Extract specific cells from students' notebooks

I did release a jupyter notebook for my students where they need to fill some of the fields with their answers. I am using also Nbgrader in order to automatically grade their answers.

What I would like to do, is to export specific cells for each student and run a plagiarism test using Urkund app. However, I am not sure, whether it is possible to extract for instance the same cell for each student notebook submission.

Is there a way to achieve this?

Well, it might be the easiest if you just parse the JSON content of the Jupyter Notebook file yourself with a programming language of your choice.

Hey, sounds cool, but is there a library that I can do that? For instance, how can I export the json file from the .ipynb file?

The JSON content and the .ipynb file are one in the same. It just differs how you access them. If you open it as a notebook in Jupyter or if you open the file for the notebook in a text editor or via reading in a file stream in Python, etc… The latter two specific examples would let you see the JSON directly.

I would actually suggest using one level up from the JSON by using nbformat to access the noetebook elements and then cell content you want. It already handles parsing notebooks. nbformat let’s you access the cell contents as strings and so you don’t have to worry about the encoding that may be in the JSON code. Search in this forum for ‘nbformat’ for a number of examples of using it I’ve linked to in this forum. In particular, this rather complex-looking example links to some of my uses of it.

Your implementation would just include the reading part (see mainly first few lines here and then you’d then be able to parse the cells in a number of ways to extract the particular ones and the content you want.

Alternatively, you could use Jupytext to convert the .ipynb file to a Python script that would then allow you access the content you want if you further parsed the .py file using Python to read it in as you would a text file.

Which one of those three you choose sort of depends on what is the cell content you are looking for and how easy it is to find the hooks you need to extract what will work for your downstream uses.

And I could easily see what you describe in your post as snakefile that let’s you run a Snakemake pipeline to do that process for student’s notebooks. The advantage there is that snakemake defines recipes to process each file all the way through the pipeline and you can add files later without running the steps on all the input files again, just the new ones. That may be nice since your students may not hand things on all at the same time. And even if they do, certain notebooks may require some massaging to get them to process right and so that way you aren’t running all the steps again on all the ones that may have worked on the first pass. If that seems unclear or unfamiliar, I’d be glad you to help you more.

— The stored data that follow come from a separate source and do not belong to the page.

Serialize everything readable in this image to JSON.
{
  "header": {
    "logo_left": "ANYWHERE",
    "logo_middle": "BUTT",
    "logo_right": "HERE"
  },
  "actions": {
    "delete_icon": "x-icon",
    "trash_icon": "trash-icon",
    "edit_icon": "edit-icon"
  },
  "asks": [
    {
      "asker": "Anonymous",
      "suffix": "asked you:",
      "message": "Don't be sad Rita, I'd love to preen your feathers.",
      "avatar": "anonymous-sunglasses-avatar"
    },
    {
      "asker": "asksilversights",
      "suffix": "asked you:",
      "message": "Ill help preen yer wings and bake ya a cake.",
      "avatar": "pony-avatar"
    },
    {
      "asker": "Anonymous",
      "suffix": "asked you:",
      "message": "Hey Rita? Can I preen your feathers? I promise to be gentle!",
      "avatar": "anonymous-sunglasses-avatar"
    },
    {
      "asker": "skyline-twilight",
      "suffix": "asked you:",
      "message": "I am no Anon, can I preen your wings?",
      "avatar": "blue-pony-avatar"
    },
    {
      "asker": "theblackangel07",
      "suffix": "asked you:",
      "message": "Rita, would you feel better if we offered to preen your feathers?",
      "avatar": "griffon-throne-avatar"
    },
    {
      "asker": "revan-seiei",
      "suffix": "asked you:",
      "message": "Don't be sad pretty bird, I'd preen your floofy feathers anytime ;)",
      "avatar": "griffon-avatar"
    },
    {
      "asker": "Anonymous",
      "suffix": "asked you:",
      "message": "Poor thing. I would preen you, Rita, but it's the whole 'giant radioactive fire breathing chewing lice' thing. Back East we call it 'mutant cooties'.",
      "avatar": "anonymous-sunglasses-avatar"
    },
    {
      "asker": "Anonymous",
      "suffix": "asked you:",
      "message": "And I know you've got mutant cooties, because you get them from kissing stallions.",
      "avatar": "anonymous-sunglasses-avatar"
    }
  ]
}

It works nice and I have access to the cells. Now, seems that I can filter them by two options either markdown/code. However, since I did use nbgrader, there are more options in my cells (read-only, automatic-answer, automatic-test, and so forth). Is there either a way to access these types or alternatively to access cell ids?

Is there also a way in nbformat to filtered a cell based on a string and convert it back to a cell?

Example for nbgrader options is below. To run this, launch a session from here by clicking on the launch binder badge. Open a new notebook. Paste the following into a cell and run it:

import os
notebook_example = "4%20-%20Manipulating%20and%20Plotting%20Data.ipynb"
if not os.path.isfile(notebook_example):
    !curl -OL https://raw.githubusercontent.com/jhamrick/nbgrader-demo/master/instructor/source/ps1/4%20-%20Manipulating%20and%20Plotting%20Data.ipynb
import nbformat as nbf
ntbk = nbf.read(notebook_example, nbf.NO_CONVERT)
for cell in ntbk.cells:
    if "nbgrader" in cell.metadata:
        if cell.metadata.nbgrader.grade == True:
            print("\n\n\nWAIT. THIS CELL IS DIFFERENT:\n---------------------------\n")
            print("for this cell: 'nbgrader', {'grade': False,")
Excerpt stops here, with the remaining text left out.